The water coming from the faucets in Pleasant Point is brown and full of trihalomethanes, better known as THMs.
A CDC spokesperson said THMs lead to organ failure and can cause cancer.
While they’ve been working with the Passamaquoddy Water District, it may be several more years before the water is safe to use.
“The PWD will be evaluating its pilot use of a carbon activated filtration system that I mentioned before,” said Corey Hinton, the tribe’s lawyer. “That will be an additional cleaning process that will hopefully be installed over the next few months.”
In the meantime, the tribe has found an area to build a suitable well.
Hinton said it’s still going through the permitting process.
Tribe members said they hope it’ll be ready soon.
“Once the pump is up and tested and running, there will be access within a mile of reserve,” said Sandra Yarmal, data manager for Wabanaki Public Health. “Previously it was a 22-mile roundtrip drive from the reserve to access water.”
The tribe has land where they can tap into wells but it’s technically owned by the Town of Perry.
Perry put a moratorium on wells in that area, preventing the tribe from using them.

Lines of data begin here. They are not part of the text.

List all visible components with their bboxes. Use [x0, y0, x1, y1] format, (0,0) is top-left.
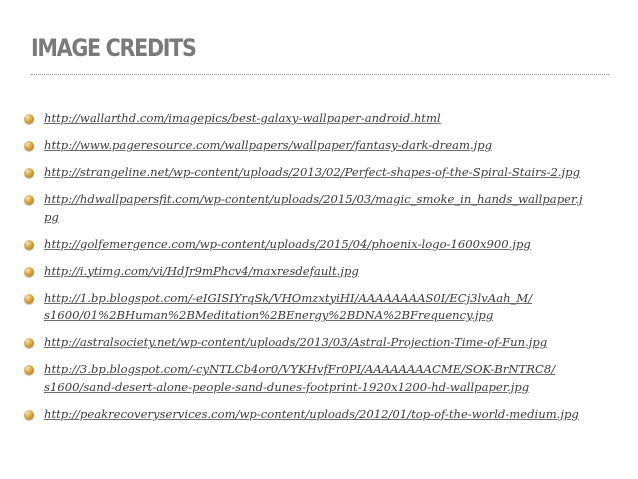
credit-link[interactable]: http://strangeline.net/wp-content/uploads/2013/02/Perfect-shapes-of-the-Spiral-Stairs-2.jpg	[44, 164, 580, 179]
credit-link[interactable]: http://1.bp.blogspot.com/-eIGISIYrqSk/VHOmzxtyiHI/AAAAAAAAS0I/ECj3lvAah_M/	[44, 290, 533, 305]
bullet-icon	[24, 141, 34, 151]
credit-link-continued[interactable]: s1600/01%2BHuman%2BMeditation%2BEnergy%2BDNA%2BFrequency.jpg	[44, 308, 494, 323]
bullet-icon	[24, 267, 34, 277]
slide-title: IMAGE CREDITS	[31, 34, 196, 62]
bullet-icon	[24, 365, 34, 375]
bullet-icon	[24, 410, 34, 420]
credit-item[interactable]	[0, 406, 638, 424]
bullet-icon	[24, 294, 34, 304]
credit-link[interactable]: http://golfemergence.com/wp-content/uploads/2015/04/phoenix-logo-1600x900.jpg	[44, 236, 531, 251]
credit-item[interactable]	[0, 290, 638, 325]
credit-item[interactable]	[0, 263, 638, 281]
credit-item[interactable]	[0, 164, 638, 182]
credit-item[interactable]	[0, 110, 638, 128]
credit-item[interactable]	[0, 137, 638, 155]
credit-link[interactable]: http://hdwallpapersfit.com/wp-content/uploads/2015/03/magic_smoke_in_hands_wallpaper.jpg	[44, 191, 583, 224]
credit-link-continued[interactable]: s1600/sand-desert-alone-people-sand-dunes-footprint-1920x1200-hd-wallpaper.jpg	[44, 379, 530, 394]
credit-link[interactable]: http://3.bp.blogspot.com/-cyNTLCb4or0/VYKHvfFr0PI/AAAAAAAACME/SOK-BrNTRC8/	[44, 362, 556, 377]
bullet-icon	[24, 338, 34, 348]
credit-link[interactable]: http://i.ytimg.com/vi/HdJr9mPhcv4/maxresdefault.jpg	[44, 263, 359, 278]
credit-link[interactable]: http://wallarthd.com/imagepics/best-galaxy-wallpaper-android.html	[44, 111, 441, 125]
credit-item[interactable]	[0, 236, 638, 254]
credits-list	[0, 110, 638, 433]
credit-link[interactable]: http://astralsociety.net/wp-content/uploads/2013/03/Astral-Projection-Time-of-Fun.jpg	[44, 335, 548, 350]
credit-link[interactable]: http://www.pageresource.com/wallpapers/wallpaper/fantasy-dark-dream.jpg	[44, 137, 493, 152]
credit-link[interactable]: http://peakrecoveryservices.com/wp-content/uploads/2012/01/top-of-the-world-medium.jpg	[44, 406, 579, 421]
credit-item[interactable]	[0, 191, 638, 226]
bullet-icon	[24, 195, 34, 205]
title-divider	[31, 74, 609, 75]
bullet-icon	[24, 114, 34, 124]
bullet-icon	[24, 168, 34, 178]
credit-item[interactable]	[0, 334, 638, 352]
bullet-icon	[24, 240, 34, 250]
credit-item[interactable]	[0, 361, 638, 396]
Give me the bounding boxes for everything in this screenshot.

“Things that are going on with the town of Perry and how we have a lot of solutions. We’re always blocked,” said Vice Chief Maggie Dana of the Passamaquoddy Tribe at Pleasant Point. “The Settlement Act, or Restrictive Settlement Act, continues to restrict us. We cannot solve these problems because of that.”
The Settlement Act was passed in the 1980s.
Hinton said tribes did not know at the time that it included wording preventing them from exercising certain federal benefits and subjected them to certain local regulations.
“We’re here echoing those pleas tribes have been making for hundreds of years in hoping that we can at least solve one small aspect of this, drinking water. It’s not a small aspect, it’s a big aspect,” Hinton said. “It’s a fight we’ve been carrying for many years and we aren’t letting up anytime soon.”
There are currently three bills sitting in the Maine legislature that would amend the settlement act.
It started as one big bill but was split to cover various issues ranging from the environment to criminal jurisdiction.
“While I‘m certainly appreciative of the work that’s been done so far. It is important to continue the conversations between the state and the district and federal agency partners,” said Rena Newell, the tribal representative.
In the statement the CDC sent, they said the Drinking Water Program has been actively working with the Passamaquoddy Water District and the tribe.
They did not provide any type of timeline as to when the problem would be fixed.